In its ruling, the Supreme Court’s majority took a middle path, distinguishing between invoices related to pending litigation and those related to closed matters.  The critical factor, Cuellar wrote, “is the link between the content of the communication and the types of communication that the attorney-client privilege was designed to keep confidential.”

The majority took pains to portray its reasoning as consistent with the court’s 2009 decision in Costco Wholesale Corp. v. Superior Court, which said that the retailer did not have to turn over any portion of an advice letter issued by its lawyer that contained both confidential and non-confidential information.

But Werdegar found the exercise unconvincing, saying the majority “strains to distinguish Costco, unconvincingly suggesting that when an attorney bills a client for legal services rendered, he or she steps outside the role of a lawyer and into the role of an accountant.”
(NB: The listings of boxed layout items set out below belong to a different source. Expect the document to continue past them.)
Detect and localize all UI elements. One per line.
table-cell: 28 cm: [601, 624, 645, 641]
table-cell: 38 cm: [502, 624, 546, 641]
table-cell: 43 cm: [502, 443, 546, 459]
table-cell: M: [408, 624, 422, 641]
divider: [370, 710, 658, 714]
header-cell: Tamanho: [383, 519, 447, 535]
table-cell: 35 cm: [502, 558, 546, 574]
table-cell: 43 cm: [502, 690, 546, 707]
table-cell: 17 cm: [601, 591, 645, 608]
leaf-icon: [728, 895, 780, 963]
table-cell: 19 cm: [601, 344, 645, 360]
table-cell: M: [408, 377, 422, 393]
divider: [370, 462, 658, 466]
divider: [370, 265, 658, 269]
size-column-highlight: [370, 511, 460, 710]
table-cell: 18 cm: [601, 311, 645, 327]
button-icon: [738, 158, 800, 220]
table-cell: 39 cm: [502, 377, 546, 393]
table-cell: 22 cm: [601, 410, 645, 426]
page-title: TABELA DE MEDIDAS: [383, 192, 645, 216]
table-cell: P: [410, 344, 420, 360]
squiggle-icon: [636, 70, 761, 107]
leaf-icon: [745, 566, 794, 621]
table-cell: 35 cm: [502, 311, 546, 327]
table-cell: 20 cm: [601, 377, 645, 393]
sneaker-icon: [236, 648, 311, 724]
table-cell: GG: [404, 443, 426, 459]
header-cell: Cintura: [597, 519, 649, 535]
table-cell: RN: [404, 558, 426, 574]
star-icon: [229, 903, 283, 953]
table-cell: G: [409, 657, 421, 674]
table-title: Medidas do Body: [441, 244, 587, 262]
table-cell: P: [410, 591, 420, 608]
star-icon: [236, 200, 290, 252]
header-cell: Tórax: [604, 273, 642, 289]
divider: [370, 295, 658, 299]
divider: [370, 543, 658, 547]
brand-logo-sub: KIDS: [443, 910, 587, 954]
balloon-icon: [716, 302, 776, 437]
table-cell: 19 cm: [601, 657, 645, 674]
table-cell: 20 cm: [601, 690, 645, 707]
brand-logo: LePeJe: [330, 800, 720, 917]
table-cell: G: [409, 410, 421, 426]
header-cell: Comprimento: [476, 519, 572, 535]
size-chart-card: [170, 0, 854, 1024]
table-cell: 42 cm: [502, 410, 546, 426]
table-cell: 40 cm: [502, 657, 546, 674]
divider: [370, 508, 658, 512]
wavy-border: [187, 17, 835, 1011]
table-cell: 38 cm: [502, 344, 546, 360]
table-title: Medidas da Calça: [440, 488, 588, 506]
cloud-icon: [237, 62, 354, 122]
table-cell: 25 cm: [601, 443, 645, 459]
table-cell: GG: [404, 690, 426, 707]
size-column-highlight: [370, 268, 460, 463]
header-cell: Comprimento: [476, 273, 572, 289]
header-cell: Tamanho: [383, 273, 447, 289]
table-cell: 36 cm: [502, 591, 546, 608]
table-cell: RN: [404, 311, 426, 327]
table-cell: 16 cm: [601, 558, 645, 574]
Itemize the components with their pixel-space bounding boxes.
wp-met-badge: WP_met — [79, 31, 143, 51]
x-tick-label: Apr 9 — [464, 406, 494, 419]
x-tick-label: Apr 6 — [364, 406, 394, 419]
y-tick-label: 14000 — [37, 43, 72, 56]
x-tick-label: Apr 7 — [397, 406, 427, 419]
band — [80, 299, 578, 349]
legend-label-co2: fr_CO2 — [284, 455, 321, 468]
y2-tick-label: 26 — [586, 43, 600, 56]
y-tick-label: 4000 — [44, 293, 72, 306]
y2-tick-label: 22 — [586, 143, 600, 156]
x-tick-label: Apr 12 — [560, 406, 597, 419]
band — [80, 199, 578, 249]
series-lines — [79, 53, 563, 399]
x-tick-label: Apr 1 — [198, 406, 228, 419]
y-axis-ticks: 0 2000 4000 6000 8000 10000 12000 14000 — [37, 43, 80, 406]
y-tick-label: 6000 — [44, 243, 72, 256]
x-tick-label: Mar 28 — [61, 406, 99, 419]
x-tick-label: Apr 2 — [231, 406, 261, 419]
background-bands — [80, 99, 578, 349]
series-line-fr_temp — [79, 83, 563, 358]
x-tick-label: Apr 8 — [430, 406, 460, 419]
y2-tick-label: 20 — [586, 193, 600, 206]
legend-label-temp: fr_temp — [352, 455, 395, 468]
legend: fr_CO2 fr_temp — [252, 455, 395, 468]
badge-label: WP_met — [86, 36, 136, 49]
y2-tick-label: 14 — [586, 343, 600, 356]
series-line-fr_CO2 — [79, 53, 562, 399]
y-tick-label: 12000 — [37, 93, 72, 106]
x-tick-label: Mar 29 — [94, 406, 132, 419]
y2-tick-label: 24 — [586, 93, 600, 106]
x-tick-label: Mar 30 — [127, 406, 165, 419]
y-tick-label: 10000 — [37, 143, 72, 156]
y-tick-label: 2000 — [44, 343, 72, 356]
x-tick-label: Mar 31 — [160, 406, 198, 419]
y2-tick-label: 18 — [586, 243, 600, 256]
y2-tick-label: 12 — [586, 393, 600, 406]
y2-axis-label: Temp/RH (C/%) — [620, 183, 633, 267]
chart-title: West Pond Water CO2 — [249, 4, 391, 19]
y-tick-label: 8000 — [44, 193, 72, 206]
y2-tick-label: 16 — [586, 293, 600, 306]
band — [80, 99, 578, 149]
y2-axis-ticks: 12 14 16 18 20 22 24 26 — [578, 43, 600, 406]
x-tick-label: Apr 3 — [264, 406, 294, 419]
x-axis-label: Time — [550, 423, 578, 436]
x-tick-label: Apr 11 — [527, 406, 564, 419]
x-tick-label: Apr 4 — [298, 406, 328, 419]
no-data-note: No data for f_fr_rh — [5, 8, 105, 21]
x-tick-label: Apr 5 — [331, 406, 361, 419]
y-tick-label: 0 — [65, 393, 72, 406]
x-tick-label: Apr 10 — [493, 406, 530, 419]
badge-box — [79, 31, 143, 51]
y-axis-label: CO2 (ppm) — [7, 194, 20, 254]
Jennifer Henning, who submitted an amicus curiae brief on behalf of the California State Association of Counties and the League of California Cities, said the decision’s basic holding that billing records are not subject to disclosure during pending litigation is largely what her group proposed.  “That’s really helpful because those billing records do reveal a litigation strategy, while private parties don’t have to do that,” she said.

However, Henning said the ruling is not entirely clear in its application to non-litigation circumstances and how the privilege status of a particular item changes over time.

Fleischman, who filed an amicus brief backing the county for the Association of Southern California Defense Counsel, said his group is happy with the core holding that legal bills are shielded from exposure during active litigation.  As for whether the decision will have impact outside public records requests, Fleischman said “I think we just have to wait and see how that plays out.”